As of July 1, the overall acreage under pulses has registered a 7 per cent increase at 28.06 lakh hectares (lh) against 26.23 lh a year ago. This growth was led by a 32 per cent increased area under moong, while the other major kharif pulses - tur and urad are yet to catch up. The area under tur is trailing by 14 per), while that of urad is lower by 9 per cent. Interestingly, the area under other pulses has increased by 72 per cent to 3.18 lh (1.85 lh).

Weather favourable

At the Indian Pulses and Grains Association (IPGA) webinar, S K Malhotra, Project Director, Directorate of Knowledge Management in Agriculture, Indian Council of Agricultural Research, said the weather indications are good and favourable conditions were expected for the planting of pulses.

Malhotra said the sowing window for pulses is available for a full month of July and that the introduction of new high-yielding varieties in urad, increased seed availability of moong and enhancement of MSP will motivate the farmers to plant more.

He said the buffer stocks limit for moong has been prescribed at one lakh tonnes, urad at four lakh tonnes and tur at 10 lakh tonnes for the year.

Deepak Pareek, CEO, Agriwatch, said the improvement in demand is expected to support the prices of tur in the short term. In the case of urad, depleting stocks, declining volume of imports, lower summer crop and negligible stocks with the government will support prices. Also, the market expectation of area shift from urad to other crops like paddy, corn and cotton is seen supporting the prices.

Optimistic note

Striking an optimistic note on kharif prospects for urad, B Krishnamurthy, MD of 4P International, said the projection of an above-normal monsoon during September could be a concern. Urad harvest was impacted by the September rains last year. Krishnamurthy said current prices of urad, which have moved up by ₹10 a kg in the recent past, will be attractive for farmers, while they won’t be unusually costly for the consumers.

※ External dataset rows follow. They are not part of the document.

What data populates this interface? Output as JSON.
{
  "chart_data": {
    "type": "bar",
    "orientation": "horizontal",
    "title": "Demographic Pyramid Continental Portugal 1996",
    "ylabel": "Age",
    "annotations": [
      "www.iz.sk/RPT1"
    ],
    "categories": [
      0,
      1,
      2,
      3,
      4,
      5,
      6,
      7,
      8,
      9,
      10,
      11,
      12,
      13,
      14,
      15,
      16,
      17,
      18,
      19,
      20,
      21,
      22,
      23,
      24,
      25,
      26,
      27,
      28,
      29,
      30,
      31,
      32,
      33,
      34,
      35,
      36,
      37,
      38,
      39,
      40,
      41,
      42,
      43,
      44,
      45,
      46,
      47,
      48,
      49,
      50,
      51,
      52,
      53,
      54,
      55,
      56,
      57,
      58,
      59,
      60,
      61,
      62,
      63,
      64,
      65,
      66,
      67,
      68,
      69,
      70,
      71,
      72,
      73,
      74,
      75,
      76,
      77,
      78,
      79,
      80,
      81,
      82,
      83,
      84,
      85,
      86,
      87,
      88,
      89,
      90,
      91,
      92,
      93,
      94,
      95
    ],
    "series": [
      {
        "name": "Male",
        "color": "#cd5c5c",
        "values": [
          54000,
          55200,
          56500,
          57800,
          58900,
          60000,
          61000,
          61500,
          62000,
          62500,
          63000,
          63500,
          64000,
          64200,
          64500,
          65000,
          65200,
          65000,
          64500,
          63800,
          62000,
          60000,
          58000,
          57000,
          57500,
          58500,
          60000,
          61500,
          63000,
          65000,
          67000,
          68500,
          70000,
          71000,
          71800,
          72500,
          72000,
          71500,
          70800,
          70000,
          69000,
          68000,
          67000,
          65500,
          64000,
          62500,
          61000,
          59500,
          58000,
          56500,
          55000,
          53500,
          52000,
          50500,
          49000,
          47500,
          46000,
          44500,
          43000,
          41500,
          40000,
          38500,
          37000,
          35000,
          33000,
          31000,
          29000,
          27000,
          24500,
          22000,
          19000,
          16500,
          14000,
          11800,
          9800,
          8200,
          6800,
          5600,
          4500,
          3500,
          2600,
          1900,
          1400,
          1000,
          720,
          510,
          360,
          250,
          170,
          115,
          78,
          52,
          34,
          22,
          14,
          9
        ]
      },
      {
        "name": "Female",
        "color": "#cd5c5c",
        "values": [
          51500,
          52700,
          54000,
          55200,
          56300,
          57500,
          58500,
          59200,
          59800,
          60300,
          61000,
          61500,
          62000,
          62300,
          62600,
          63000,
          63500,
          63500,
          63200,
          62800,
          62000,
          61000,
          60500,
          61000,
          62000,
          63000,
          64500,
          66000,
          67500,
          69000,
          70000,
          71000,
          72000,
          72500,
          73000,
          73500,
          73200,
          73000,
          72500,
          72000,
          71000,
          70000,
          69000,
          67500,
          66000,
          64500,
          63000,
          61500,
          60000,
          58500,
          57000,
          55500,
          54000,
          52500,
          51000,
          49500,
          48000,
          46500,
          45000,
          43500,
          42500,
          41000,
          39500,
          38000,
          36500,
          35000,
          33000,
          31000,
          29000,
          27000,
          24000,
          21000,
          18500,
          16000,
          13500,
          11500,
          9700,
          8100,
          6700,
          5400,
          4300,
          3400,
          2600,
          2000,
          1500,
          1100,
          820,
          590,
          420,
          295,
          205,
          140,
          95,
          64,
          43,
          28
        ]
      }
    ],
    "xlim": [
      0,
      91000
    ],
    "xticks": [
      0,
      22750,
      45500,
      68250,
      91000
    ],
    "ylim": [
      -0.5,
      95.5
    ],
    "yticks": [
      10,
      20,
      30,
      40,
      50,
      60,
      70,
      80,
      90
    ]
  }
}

IPGA Chairman, Bimal Kothari, said the kharif pulses account for 35-40 per cent of the total pulses production in the country and the monsoon will have a major role in the sowing of kharif pulses. “Even though the monsoon has been delayed, we hope that we will now witness a more active monsoon that will help with increased sowing and production, which will eventually maintain price stability and ensure lesser dependence on imports,” Kothari said.

Avinash Bhala, CEO, GHB Group in Akola, said the shortfall in tur sowing in June resulted in a decline in production. If the monsoon deficit continues over the next 15 days, then sowing will get affected and will have a negative impact on sowing by around 25 per cent. If monsoon comes properly from now onwards, we still expect there to be a shortfall of 7-10 per cent, he said.